Background: Although several studies have assessed the risk of venous thromboembolism with newer hormonal contraception, few have examined thrombotic stroke and myocardial infarction, and results have been conflicting.
Methods: In this 15-year Danish historical cohort study, we followed nonpregnant women, 15 to 49 years old, with no history of cardiovascular disease or cancer. Data on use of hormonal contraception, clinical end points, and potential confounders were obtained from four national registries.
Results: A total of 1,626,158 women contributed 14,251,063 person-years of observation, during which 3311 thrombotic strokes (21.4 per 100,000 person-years) and 1725 myocardial infarctions (10.1 per 100,000 person-years) occurred. As compared with nonuse, current use of oral contraceptives that included ethinyl estradiol at a dose of 30 to 40 μg was associated with the following relative risks (and 95% confidence intervals) for thrombotic stroke and myocardial infarction, according to progestin type: norethindrone, 2.2 (1.5 to 3.2) and 2.3 (1.3 to 3.9); levonorgestrel, 1.7 (1.4 to 2.0) and 2.0 (1.6 to 2.5); norgestimate, 1.5 (1.2 to 1.9) and 1.3 (0.9 to 1.9); desogestrel, 2.2 (1.8 to 2.7) and 2.1 (1.5 to 2.8); gestodene, 1.8 (1.6 to 2.0) and 1.9 (1.6 to 2.3); and drospirenone, 1.6 (1.2 to 2.2) and 1.7 (1.0 to 2.6), respectively. With ethinyl estradiol at a dose of 20 μg, the corresponding relative risks according to progestin type were as follows: desogestrel, 1.5 (1.3 to 1.9) and 1.6 (1.1 to 2.1); gestodene, 1.7 (1.4 to 2.1) and 1.2 (0.8 to 1.9); and drospirenone, 0.9 (0.2 to 3.5) and 0.0. For transdermal patches, the corresponding relative risks were 3.2 (0.8 to 12.6) and 0.0, and for a vaginal ring, 2.5 (1.4 to 4.4) and 2.1 (0.7 to 6.5).

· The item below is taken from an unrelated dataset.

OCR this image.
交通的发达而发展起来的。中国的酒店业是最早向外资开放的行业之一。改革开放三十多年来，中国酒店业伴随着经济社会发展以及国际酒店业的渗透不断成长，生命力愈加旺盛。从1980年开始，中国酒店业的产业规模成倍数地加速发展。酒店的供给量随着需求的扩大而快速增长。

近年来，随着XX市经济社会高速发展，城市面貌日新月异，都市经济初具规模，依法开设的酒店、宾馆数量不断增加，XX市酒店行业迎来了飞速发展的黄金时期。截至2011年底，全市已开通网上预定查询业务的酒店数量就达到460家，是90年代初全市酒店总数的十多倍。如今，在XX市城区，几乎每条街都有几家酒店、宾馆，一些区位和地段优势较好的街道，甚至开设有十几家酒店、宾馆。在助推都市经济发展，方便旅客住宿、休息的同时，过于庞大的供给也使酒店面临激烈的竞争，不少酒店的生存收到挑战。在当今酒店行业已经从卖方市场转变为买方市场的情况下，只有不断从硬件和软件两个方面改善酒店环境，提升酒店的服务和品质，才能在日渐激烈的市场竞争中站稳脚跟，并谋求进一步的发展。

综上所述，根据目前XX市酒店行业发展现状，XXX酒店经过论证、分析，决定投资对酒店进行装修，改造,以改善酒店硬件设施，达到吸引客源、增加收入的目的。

Conclusions: Although the absolute risks of thrombotic stroke and myocardial infarction associated with the use of hormonal contraception were low, the risk was increased by a factor of 0.9 to 1.7 with oral contraceptives that included ethinyl estradiol at a dose of 20 μg and by a factor of 1.3 to 2.3 with those that included ethinyl estradiol at a dose of 30 to 40 μg, with relatively small differences in risk according to progestin type. (Funded by the Danish Heart Association.).